Pandangan Alkitab
Apa Artinya Memberikan Pipi yang Sebelahnya?
DALAM Khotbah di Gunung yang terkenal, Yesus Kristus berkata, ”Jangan melawan orang yang fasik; melainkan barang siapa menampar pipi kananmu, berikan juga kepadanya pipi yang sebelahnya.”—Matius 5:39.
Apa yang ia maksudkan? Apakah ia mendesak orang Kristen untuk menjadi korban yang pasif? Apakah orang Kristen diharapkan untuk diam saja ketika dianiaya dan tidak berupaya mencari perlindungan hukum?
Apa yang Yesus Maksudkan
Guna memahami apa yang Yesus maksudkan, kita harus mempertimbangkan konteks pernyataannya serta pendengarnya. Yesus mengawali nasihatnya yang dikutip di atas dengan apa yang sudah diketahui pendengarnya dari Tulisan-Tulisan Kudus. Ia menyatakan, ”Kamu mendengar bahwa telah dikatakan, ’Mata ganti mata dan gigi ganti gigi.’”—Matius 5:38.
Kata-kata yang dikutip Yesus itu ada di Keluaran 21:24 dan Imamat 24:20. Patut diperhatikan bahwa selaras dengan Hukum Allah, hukuman ”mata ganti mata” yang disebutkan di ayat-ayat itu dilaksanakan dengan sepatutnya hanya setelah si pelanggar diadili imam dan hakim yang mempertimbangkan keadaan dan tingkat kesengajaan pelanggaran tersebut.—Ulangan 19:15-21.
Belakangan, orang Yahudi memutarbalikkan penerapan hukum ini. Adam Clarke, seorang komentator Alkitab pada abad ke-19, menyatakan, ”Tampaknya, orang Yahudi telah memanfaatkan hukum ini [mata ganti mata, gigi ganti gigi] sebagai dasar untuk membenarkan pelampiasan kekesalan pribadi dan semua tindakan yang didorong semangat balas dendam. Pembalasan dendam sering kali sangat ekstrem, dan lebih kejam daripada perbuatan yang dilakukan terhadapnya.” Namun, Alkitab tidak membenarkan pembalasan dendam pribadi.
Ajaran Yesus dalam Khotbah di Gunung mengenai ’memberikan pipi yang sebelahnya’ mencerminkan hakikat Hukum Allah kepada Israel. Yesus tidak memaksudkan bahwa jika salah satu sisi wajah pengikutnya dipukul, mereka hendaknya diam saja dan memberikan sisi lainnya. Pada zaman Alkitab, seperti yang sering terjadi sekarang, tamparan tidak dimaksudkan untuk melukai secara fisik tetapi memancing reaksi, yaitu perkelahian.

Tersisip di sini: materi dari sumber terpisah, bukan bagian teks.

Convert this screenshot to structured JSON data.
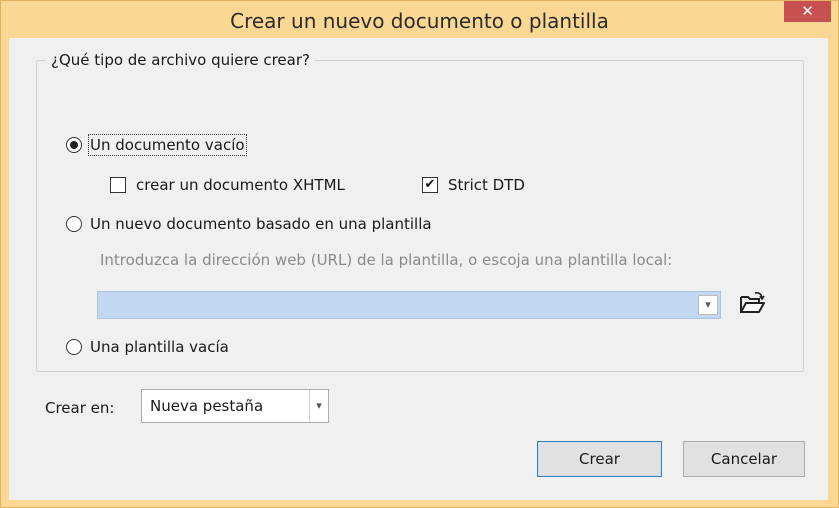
{
  "window": {
    "title": "Crear un nuevo documento o plantilla",
    "close_label": "✕"
  },
  "file_type_group": {
    "legend": "¿Qué tipo de archivo quiere crear?",
    "options": [
      {
        "label": "Un documento vacío",
        "selected": true
      },
      {
        "label": "Un nuevo documento basado en una plantilla",
        "selected": false
      },
      {
        "label": "Una plantilla vacía",
        "selected": false
      }
    ],
    "xhtml_checkbox": {
      "label": "crear un documento XHTML",
      "checked": false
    },
    "strict_dtd_checkbox": {
      "label": "Strict DTD",
      "checked": true,
      "mark": "✔"
    },
    "template_hint": "Introduzca la dirección web (URL) de la plantilla, o escoja una plantilla local:",
    "template_url": {
      "value": "",
      "dropdown_arrow": "▾"
    },
    "folder_icon": "open-folder-icon"
  },
  "create_in": {
    "label": "Crear en:",
    "selected": "Nueva pestaña",
    "dropdown_arrow": "▾"
  },
  "buttons": {
    "create": "Crear",
    "cancel": "Cancelar"
  },
  "colors": {
    "title_bar": "#fad894",
    "close_button": "#c75050",
    "url_field": "#c2d8f0",
    "dialog_body": "#f0f0f0"
  }
}
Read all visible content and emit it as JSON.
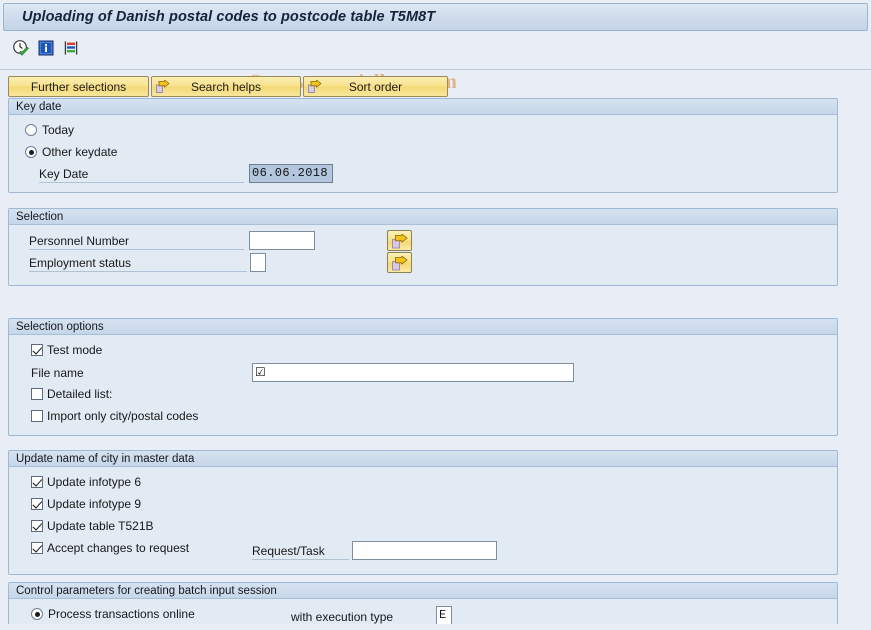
{
  "window": {
    "title": "Uploading of Danish postal codes to postcode table T5M8T"
  },
  "watermark": {
    "text": "© www.tutorialkart.com"
  },
  "toolbar": {
    "icons": [
      {
        "name": "execute-clock-check-icon",
        "title": "Execute"
      },
      {
        "name": "information-icon",
        "title": "Information"
      },
      {
        "name": "variant-list-icon",
        "title": "Get Variant"
      }
    ]
  },
  "buttons": {
    "further_selections": "Further selections",
    "search_helps": "Search helps",
    "sort_order": "Sort order"
  },
  "key_date": {
    "group_title": "Key date",
    "option_today": "Today",
    "option_other": "Other keydate",
    "selected_option": "Other keydate",
    "key_date_label": "Key Date",
    "key_date_value": "06.06.2018"
  },
  "selection": {
    "group_title": "Selection",
    "personnel_number_label": "Personnel Number",
    "personnel_number_value": "",
    "employment_status_label": "Employment status",
    "employment_status_value": ""
  },
  "selection_options": {
    "group_title": "Selection options",
    "test_mode_label": "Test mode",
    "test_mode_checked": true,
    "file_name_label": "File name",
    "file_name_value": "",
    "detailed_list_label": "Detailed list:",
    "detailed_list_checked": false,
    "import_only_label": "Import only city/postal codes",
    "import_only_checked": false
  },
  "update_city": {
    "group_title": "Update name of city in master data",
    "update_infotype_6_label": "Update infotype 6",
    "update_infotype_6_checked": true,
    "update_infotype_9_label": "Update infotype 9",
    "update_infotype_9_checked": true,
    "update_table_label": "Update table T521B",
    "update_table_checked": true,
    "accept_changes_label": "Accept changes to request",
    "accept_changes_checked": true,
    "request_task_label": "Request/Task",
    "request_task_value": ""
  },
  "control_parameters": {
    "group_title": "Control parameters for creating batch input session",
    "process_online_label": "Process transactions online",
    "process_online_selected": true,
    "execution_type_label": "with execution type",
    "execution_type_value": "E"
  },
  "colors": {
    "page_bg": "#e9eef6",
    "group_bg": "#e2eaf3",
    "group_border": "#9fb8d4",
    "button_yellow": "#f7e28c",
    "title_text": "#14243a",
    "watermark": "#e3b184",
    "selected_field": "#b3c6de"
  }
}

Jadi, Yesus pasti memaksudkan bahwa jika seseorang berupaya memancing orang lain untuk berkelahi dengan tamparan harfiah—atau dengan ejekan yang menyakitkan hati—orang yang ditampar hendaknya tidak membalas. Sebaliknya, ia hendaknya berupaya menghindari pembalasan kejahatan dengan kejahatan yang dapat menjadi lingkaran setan.—Roma 12:17.
Kata-kata Yesus sangat mirip dengan kata-kata Raja Salomo, ”Jangan mengatakan, ’Sama seperti yang ia lakukan kepadaku, demikianlah aku akan melakukan kepadanya. Aku akan membalas kepada setiap orang sesuai dengan tindakannya.’” (Amsal 24:29) Pengikut Yesus akan memberikan pipi yang sebelahnya dalam arti tidak membiarkan orang lain seolah-olah memaksanya untuk ”berkelahi”.—2 Timotius 2:24.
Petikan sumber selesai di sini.